Salı, Ağustos 30, 2011

d

mutfağın ortasında duran ayaklarının ahşapı sökülmüş masanın sağ kenarına oturduğunda önüne beyaz bir tabak, bir kahvaltı çatalı ve bıçağı kondu. iki elini omuzlarına doğru kaldırarak parmaklarını yarı yarıya kapattı; tezgahta tavayı karıştırmakla meşgul, beyaz gömleğinin kollarını dirseklerine kadar sıvamış adam rica ederim dedi. antrede uzanmış yatan köpeğin patileri taş zeminde küçük böcekler kıpırdıyormuş gibi sesler çıkararak ilerledi; yanındaki sandalyeye çıktı ve gözlerini gözlerine dikti.

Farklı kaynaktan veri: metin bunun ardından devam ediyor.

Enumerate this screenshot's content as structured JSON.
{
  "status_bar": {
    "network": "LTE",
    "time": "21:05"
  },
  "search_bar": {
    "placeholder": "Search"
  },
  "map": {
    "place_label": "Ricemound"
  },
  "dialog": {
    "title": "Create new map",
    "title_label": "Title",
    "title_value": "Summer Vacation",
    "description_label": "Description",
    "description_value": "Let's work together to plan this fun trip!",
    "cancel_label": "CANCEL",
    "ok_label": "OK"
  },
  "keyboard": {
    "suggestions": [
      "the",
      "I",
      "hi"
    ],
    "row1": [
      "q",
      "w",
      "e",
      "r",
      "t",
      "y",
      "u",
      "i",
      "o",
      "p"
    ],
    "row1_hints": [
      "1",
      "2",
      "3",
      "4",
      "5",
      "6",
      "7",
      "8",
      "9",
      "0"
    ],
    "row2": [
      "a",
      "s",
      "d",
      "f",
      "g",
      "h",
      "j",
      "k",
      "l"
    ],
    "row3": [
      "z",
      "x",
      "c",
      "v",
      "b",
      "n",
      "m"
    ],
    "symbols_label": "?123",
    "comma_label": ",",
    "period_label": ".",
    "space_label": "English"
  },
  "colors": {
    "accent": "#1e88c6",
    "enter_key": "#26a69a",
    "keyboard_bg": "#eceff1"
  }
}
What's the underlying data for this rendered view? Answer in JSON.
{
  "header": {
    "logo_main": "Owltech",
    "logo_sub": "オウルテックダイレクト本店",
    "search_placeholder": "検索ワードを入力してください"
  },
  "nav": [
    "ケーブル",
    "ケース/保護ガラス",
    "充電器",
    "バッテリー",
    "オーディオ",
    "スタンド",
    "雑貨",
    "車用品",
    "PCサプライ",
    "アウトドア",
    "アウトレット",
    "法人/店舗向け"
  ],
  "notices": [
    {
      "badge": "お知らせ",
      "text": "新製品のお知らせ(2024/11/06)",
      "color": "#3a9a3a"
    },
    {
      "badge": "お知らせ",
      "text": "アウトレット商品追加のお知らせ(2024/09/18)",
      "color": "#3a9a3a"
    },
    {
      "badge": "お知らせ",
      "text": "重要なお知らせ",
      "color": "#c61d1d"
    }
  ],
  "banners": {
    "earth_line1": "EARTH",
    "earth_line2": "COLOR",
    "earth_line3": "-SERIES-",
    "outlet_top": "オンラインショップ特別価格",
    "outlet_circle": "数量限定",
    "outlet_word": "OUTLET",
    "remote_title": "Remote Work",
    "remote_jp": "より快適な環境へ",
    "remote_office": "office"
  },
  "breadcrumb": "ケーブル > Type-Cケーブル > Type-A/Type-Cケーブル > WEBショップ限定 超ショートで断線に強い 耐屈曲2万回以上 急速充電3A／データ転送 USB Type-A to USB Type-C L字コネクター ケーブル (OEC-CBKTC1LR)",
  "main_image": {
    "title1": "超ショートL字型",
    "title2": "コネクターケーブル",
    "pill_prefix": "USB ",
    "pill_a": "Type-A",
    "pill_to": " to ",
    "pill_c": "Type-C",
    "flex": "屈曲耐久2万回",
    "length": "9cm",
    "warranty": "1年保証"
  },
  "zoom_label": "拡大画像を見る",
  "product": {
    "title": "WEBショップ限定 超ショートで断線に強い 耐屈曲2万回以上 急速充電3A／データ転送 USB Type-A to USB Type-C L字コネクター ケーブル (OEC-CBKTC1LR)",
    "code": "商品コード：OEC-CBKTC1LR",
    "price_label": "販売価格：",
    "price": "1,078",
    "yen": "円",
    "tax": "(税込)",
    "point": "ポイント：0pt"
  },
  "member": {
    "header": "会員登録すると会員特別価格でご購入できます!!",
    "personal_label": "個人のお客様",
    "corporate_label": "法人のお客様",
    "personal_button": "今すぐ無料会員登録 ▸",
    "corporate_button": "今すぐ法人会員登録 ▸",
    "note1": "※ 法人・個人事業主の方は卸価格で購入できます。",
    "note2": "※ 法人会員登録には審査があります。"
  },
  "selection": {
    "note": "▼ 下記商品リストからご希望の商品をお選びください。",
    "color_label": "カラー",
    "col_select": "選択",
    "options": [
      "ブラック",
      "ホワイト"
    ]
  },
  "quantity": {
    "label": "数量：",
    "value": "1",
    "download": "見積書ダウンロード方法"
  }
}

Pazartesi, Ağustos 29, 2011

c

büyükçe bir fincana doldurduğu limon suyunu buzdolabından çıkarıp komodinin üzerinde duran suyla dolu bardağın içine iki çorba kaşığı ekledi. içtikten sonra suratı ekşidi, mutfaktan adının seslenildiğini duydu. koridorun ortasında tekrardan durdu, tavandan sarkan gül kurusu lambanın ipi gevşemişti. balkondan içeri giren köpeği antrenin taş zeminine uzandı. burnuna yanık kokusu gelince mutfağa doğru ilerlemeye başladı.

Cuma, Ağustos 26, 2011

b

tavanından tozlu bir avizenin sarktığı oturma odasında yatıyordu, televizyon kumandasını bozmuştu ve balkonda yeni sulanmış sardunyalardan gelen koku koyu renk parkeye uzanmış yatan köpeğini rahatsız ediyordu. köpek sokaktan gelen gülüşme sesleri duyunca balkondaki iskemlenin üzerine atlayıp havlamaya başladı, sardunyalar güneşte parlıyordu, doğruldu.

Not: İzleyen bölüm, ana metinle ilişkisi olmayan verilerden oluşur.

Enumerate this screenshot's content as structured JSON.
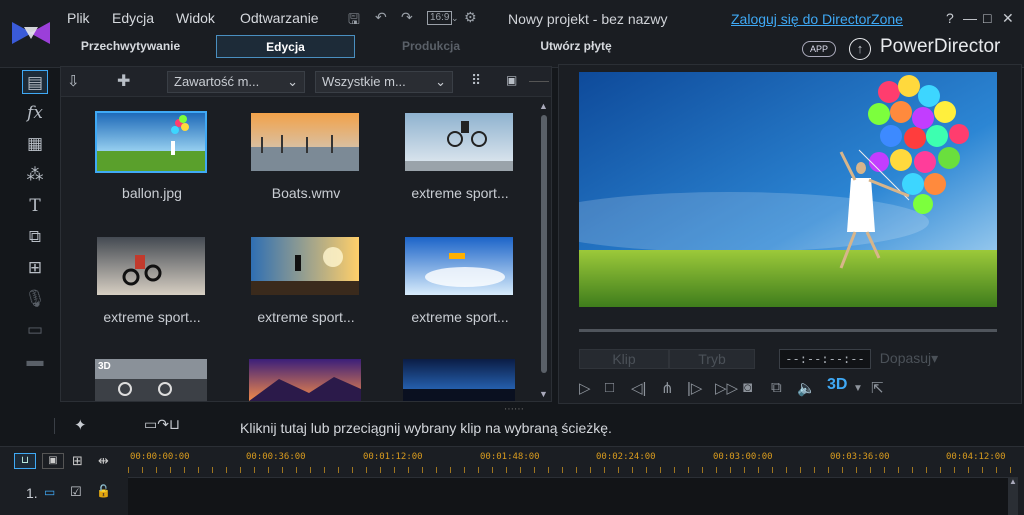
{
  "menu": [
    "Plik",
    "Edycja",
    "Widok",
    "Odtwarzanie"
  ],
  "aspect": "16:9",
  "window_title": "Nowy projekt - bez nazwy",
  "login_link": "Zaloguj się do DirectorZone",
  "window_buttons": [
    "?",
    "—",
    "□",
    "✕"
  ],
  "mode_tabs": [
    "Przechwytywanie",
    "Edycja",
    "Produkcja",
    "Utwórz płytę"
  ],
  "app_badge": "APP",
  "brand": "PowerDirector",
  "library": {
    "dropdown_content": "Zawartość m...",
    "dropdown_filter": "Wszystkie m...",
    "items": [
      {
        "label": "ballon.jpg"
      },
      {
        "label": "Boats.wmv"
      },
      {
        "label": "extreme sport..."
      },
      {
        "label": "extreme sport..."
      },
      {
        "label": "extreme sport..."
      },
      {
        "label": "extreme sport..."
      },
      {
        "label": ""
      },
      {
        "label": ""
      },
      {
        "label": ""
      }
    ],
    "third_row_badge": "3D"
  },
  "preview": {
    "clip_label": "Klip",
    "mode_label": "Tryb",
    "timecode": "--:--:--:--",
    "fit_label": "Dopasuj",
    "badge_3d": "3D"
  },
  "hint_text": "Kliknij tutaj lub przeciągnij wybrany klip na wybraną ścieżkę.",
  "timeline": {
    "ticks": [
      "00:00:00:00",
      "00:00:36:00",
      "00:01:12:00",
      "00:01:48:00",
      "00:02:24:00",
      "00:03:00:00",
      "00:03:36:00",
      "00:04:12:00"
    ],
    "track_number": "1."
  },
  "colors": {
    "accent": "#3fa9f5",
    "tick": "#d89b1f"
  }
}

Perşembe, Ağustos 25, 2011

a

sabah balkonun tam karşısındaki zeytin ağacına tünemiş koca pençeli bir kuzgunun çığlıklarıyla ve mutfaktan gelen sivri biber kokusuyla uyandı, ışık fazla parlak değildi ve oda soğuktu, parmaklarını diş etlerine götürdü, pijamasının üstünü çıkardı ve banyoya gitti, kuzgun gagasıyla yaprakları koparıyordu ve sivri biber pişmeye devam ediyordu, koridorun ortasında durdu.